Pulmonary function of patients with pulmonary fibrosis and with no fibrosis/ resolution of pulmonary fibrosis after 90 days from onset.
In order to observe the effect of pulmonary fibrosis on lung function, 33 patients from Group A (GA) and 114 patients from Group B (GB) underwent pulmonary function testing after 90 days from onset. Six patients (18.18%) in GA and 26 patients (22.81%) in GB had a pulmonary function abnormality. Two patients (6.06%) in GA and 5 patients (4.39%) in GB were diagnosed with obstructive pulmonary disorder.
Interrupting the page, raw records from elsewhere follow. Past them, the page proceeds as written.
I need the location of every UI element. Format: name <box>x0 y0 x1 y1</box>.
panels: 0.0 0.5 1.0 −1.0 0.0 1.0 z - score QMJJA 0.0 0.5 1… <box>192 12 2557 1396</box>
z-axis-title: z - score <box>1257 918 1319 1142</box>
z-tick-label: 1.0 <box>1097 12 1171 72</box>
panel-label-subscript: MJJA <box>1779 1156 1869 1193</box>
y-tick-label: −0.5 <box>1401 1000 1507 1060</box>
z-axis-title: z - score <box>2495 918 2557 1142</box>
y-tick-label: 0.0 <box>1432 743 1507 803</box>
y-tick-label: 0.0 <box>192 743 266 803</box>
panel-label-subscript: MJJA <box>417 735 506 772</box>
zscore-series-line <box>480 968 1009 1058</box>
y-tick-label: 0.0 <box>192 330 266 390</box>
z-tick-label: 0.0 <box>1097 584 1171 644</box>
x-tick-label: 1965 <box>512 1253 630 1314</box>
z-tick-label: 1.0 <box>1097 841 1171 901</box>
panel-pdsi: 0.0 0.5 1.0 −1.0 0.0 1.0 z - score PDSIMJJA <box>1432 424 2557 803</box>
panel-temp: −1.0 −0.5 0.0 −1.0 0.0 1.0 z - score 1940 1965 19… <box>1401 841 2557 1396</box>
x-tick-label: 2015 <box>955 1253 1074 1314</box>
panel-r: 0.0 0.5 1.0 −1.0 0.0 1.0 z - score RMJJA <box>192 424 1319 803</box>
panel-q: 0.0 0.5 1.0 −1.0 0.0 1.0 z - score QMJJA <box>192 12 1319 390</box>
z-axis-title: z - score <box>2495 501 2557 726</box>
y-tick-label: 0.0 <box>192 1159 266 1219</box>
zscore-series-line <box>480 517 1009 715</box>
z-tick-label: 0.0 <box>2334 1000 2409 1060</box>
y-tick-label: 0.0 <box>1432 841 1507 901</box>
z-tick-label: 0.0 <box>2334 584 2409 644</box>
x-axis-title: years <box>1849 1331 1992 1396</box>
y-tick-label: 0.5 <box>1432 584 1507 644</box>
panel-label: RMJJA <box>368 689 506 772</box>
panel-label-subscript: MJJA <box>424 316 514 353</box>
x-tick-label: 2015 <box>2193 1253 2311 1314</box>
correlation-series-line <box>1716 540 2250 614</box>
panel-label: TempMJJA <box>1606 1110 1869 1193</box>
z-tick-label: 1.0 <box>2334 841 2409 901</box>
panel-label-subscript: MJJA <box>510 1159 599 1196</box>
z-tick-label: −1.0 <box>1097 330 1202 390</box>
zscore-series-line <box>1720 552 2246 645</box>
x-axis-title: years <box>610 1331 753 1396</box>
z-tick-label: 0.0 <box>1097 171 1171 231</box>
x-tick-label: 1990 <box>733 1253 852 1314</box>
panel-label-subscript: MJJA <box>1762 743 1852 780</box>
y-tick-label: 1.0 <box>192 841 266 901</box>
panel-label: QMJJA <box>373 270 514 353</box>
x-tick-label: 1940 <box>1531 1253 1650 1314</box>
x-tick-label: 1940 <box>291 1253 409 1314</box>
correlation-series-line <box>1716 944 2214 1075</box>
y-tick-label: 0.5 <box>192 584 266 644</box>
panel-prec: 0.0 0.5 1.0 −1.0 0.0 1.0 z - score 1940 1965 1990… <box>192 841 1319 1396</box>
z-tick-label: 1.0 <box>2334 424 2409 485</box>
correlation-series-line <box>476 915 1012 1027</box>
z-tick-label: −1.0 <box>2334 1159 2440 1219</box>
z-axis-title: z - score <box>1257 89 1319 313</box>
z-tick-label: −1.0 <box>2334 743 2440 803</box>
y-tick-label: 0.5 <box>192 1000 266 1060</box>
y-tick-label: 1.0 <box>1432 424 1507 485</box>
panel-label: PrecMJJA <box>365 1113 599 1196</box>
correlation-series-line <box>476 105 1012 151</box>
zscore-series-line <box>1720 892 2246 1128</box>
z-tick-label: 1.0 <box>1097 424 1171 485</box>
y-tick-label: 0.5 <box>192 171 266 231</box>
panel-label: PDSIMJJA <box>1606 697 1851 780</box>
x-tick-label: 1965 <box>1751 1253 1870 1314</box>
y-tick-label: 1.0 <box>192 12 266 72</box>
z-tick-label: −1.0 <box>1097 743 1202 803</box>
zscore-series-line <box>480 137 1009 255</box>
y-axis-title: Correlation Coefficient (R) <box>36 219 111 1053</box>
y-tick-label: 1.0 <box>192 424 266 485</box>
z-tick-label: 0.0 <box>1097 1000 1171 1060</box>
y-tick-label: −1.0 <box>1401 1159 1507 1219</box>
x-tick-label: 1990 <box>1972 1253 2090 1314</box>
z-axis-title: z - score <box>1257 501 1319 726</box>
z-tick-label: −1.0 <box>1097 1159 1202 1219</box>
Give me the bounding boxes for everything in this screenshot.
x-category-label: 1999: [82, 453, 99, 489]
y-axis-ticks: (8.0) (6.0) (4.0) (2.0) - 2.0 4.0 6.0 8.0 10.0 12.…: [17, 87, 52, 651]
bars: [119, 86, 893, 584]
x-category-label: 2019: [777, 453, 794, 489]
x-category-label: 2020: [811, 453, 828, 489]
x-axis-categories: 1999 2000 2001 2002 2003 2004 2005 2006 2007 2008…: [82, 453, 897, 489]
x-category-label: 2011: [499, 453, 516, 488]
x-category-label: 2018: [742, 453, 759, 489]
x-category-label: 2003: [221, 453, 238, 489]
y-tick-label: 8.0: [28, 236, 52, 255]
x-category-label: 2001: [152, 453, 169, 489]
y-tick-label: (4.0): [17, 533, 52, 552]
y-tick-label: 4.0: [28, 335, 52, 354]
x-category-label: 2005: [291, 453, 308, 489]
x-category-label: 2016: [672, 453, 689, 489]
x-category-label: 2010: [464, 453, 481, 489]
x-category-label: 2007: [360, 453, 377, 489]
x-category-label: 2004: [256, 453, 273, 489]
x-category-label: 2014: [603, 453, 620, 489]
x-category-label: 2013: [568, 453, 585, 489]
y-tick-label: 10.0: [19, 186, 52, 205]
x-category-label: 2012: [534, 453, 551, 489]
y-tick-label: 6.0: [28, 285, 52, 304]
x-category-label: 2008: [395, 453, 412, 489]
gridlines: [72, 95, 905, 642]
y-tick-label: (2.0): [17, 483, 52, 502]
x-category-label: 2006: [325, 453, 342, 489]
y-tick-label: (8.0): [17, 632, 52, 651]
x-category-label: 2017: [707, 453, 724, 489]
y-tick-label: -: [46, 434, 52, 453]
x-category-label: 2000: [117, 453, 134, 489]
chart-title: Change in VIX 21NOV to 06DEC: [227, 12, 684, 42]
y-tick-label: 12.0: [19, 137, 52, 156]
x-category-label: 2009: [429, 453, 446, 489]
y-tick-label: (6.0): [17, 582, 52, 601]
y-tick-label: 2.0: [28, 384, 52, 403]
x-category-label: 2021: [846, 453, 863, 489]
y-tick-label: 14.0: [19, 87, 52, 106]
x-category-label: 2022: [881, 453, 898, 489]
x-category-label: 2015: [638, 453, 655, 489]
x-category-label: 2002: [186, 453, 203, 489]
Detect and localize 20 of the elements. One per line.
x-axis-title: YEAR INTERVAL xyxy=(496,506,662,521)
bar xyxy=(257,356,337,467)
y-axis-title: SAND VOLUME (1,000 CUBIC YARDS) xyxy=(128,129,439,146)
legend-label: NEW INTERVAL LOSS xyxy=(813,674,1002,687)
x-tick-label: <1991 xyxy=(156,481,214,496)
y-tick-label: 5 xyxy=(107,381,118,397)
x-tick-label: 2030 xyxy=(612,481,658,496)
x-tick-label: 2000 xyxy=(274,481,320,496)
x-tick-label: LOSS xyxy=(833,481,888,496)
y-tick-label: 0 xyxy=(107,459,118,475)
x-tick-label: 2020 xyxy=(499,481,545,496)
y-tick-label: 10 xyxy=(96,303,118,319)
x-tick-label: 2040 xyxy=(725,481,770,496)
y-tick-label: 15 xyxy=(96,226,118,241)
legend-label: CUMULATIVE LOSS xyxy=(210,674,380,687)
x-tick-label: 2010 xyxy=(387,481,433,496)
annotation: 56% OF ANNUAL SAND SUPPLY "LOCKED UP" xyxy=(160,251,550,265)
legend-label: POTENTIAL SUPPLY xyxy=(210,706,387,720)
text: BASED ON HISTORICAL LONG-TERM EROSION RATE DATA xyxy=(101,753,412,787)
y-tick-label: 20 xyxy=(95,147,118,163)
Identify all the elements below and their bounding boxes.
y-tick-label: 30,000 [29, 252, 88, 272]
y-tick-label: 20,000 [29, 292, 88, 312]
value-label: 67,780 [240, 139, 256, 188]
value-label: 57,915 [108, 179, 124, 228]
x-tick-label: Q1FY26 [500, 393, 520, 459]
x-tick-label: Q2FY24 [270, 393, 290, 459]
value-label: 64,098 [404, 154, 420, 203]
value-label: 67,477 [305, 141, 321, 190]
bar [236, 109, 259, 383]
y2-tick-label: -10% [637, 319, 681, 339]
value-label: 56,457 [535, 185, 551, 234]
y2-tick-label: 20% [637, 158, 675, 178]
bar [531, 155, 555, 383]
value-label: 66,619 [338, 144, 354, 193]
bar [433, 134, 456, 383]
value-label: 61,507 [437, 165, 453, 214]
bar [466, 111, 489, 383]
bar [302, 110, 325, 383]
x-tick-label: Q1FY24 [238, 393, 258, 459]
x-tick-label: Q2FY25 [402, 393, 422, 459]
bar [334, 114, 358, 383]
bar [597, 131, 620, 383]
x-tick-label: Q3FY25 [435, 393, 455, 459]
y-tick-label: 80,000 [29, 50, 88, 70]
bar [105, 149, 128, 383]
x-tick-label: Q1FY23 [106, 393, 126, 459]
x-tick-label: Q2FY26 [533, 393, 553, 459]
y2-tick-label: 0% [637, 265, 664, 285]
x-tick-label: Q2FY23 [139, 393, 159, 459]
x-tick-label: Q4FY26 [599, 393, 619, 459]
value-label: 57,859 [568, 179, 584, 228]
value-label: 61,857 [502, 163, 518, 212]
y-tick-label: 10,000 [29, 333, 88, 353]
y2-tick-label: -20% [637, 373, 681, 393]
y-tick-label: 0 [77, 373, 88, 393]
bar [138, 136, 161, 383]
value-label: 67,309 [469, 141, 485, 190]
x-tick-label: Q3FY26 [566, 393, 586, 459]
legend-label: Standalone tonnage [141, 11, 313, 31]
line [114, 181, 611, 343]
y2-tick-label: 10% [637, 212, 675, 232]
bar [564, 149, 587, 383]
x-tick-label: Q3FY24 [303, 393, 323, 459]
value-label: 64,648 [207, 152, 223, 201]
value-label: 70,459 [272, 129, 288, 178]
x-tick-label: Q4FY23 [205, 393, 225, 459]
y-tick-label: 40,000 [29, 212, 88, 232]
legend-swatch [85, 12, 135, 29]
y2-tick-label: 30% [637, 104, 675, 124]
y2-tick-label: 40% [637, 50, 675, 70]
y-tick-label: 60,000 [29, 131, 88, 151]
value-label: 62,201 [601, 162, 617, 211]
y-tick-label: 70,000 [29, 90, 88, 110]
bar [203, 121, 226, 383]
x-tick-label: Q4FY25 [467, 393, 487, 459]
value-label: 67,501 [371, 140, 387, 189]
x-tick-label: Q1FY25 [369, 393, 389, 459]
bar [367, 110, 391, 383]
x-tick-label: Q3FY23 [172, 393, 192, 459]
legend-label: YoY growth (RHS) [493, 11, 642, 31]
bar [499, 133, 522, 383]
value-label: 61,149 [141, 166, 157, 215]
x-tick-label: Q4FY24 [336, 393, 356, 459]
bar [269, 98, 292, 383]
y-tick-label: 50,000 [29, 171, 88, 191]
Restrictive disorder was found in 1 patient (3.03%) in GA and 8 patients (7.02%) in GB. In addition, 3 patients (9.09%) in GA and 13 patients (11.40%) in GB had small airway disorder. MEF 25 decrease was found in 12 patients (36.36%) in GA and 46 patients (40.35%) patients in GB. 2 patients (6.06%) in GA and 8 patients (7.02%) in GB had a pulmonary diffusion abnormality (Table 3). Overall, 18 patients (55.55%) and 76 patients (66.67%) revealed abnormal condition in pulmonary function test. It is interesting to see that the ratio of abnormal lung function, obstructive disorder, restrictive disorder, small airway disorder, MEF 25 decrease, abnormal lung diffusion and overall abnormalities in lung function test did not differ on a statistically significant level (p > 0.05) between the two groups.